Saturday, 29 January 2022

Connections

The diverse installments collected in The Van Rijn Method (see previous post) are pulled together not by any single narrative thread but by multiple interconnections:

two of the eleven installments are about Ythrians;

three are about Nicholas van Rijn;

another installment, "Esau," is about a one-off character, Emil Dalmady, but shows Dalmady in conversation with his employer, van Rijn;

two are about David Falkayn;

the first Falkayn story, "The Three-Cornered Wheel," is set on the planet, Ivanhoe, which is also the setting of "The Season of Forgiveness";

in the second Falkayn story, "A Sun Invisible," Falkayn has started to work for van Rijn's company, Solar Spice & Liquors;

the first Ythrian story, "Wings of Victory," mentions Hermes, Falkayn's home planet, and also Woden, home planet of Adzel who appears in "How To Be Ethnic In One Easy Lesson."

Thus, directly or indirectly, ten of the eleven installments are interconnected. There are even more connections with later volumes of The Technic Civilization Saga but here we are focusing only on Volume I.

Jim Ching reflects wistfully:

"(Oh, treetop highways under the golden-red sun of Cynthia! Four-armed drummers who sound the mating call of Gorzun's twin moons! Wild wings above Ythri!)"
-Poul Anderson, "How To Be Ethnic In One Easy Lesson" IN Anderson, The Van Rijn Method (Riverdale, NY, 2009), pp. 175-197 AT 183.

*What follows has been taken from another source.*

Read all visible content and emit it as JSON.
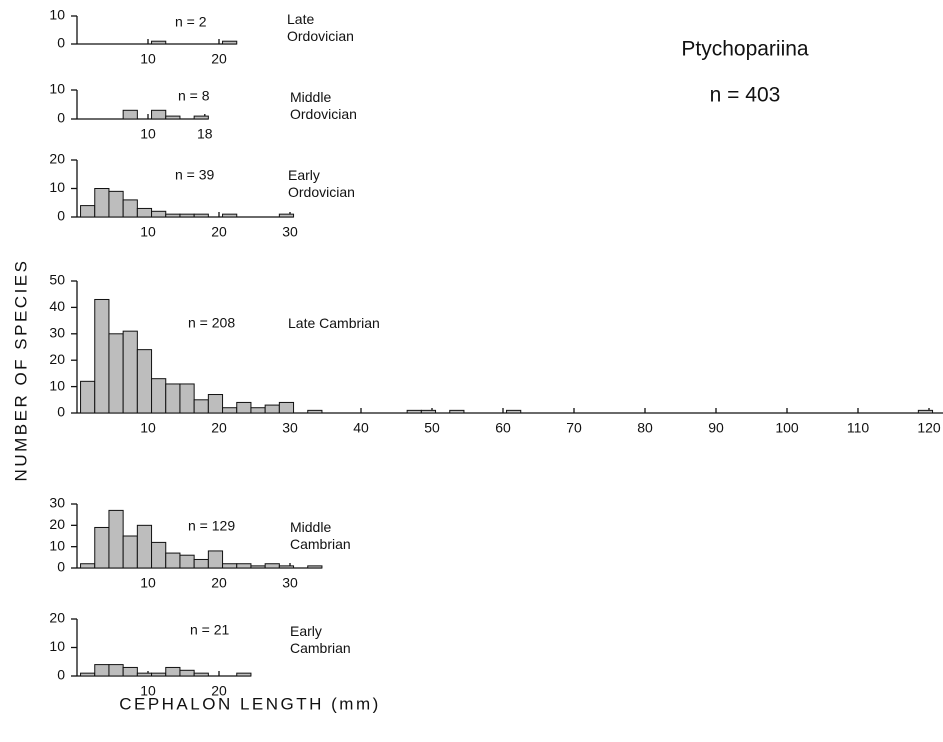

We read about Cynthia, Gorzun and Ythri. So far, Jim also has only heard or read about these planets. Thus, he speaks for the readers when he wishes that he could visit them. Maybe this is a taste of metafiction.

1 comment:

Sean M. Brooks said...

Kaor, Paul!

Mentioning Emil Dalmady reminded me of how he came from the recently colonized planet Altai, which we will see centuries later in "A Message in Secret." And your earlier comments about "Esau" led me to a discussion of the old custom of court dwarves and Velazquez's painting "Don Baltasar Carlos and His Dwarf."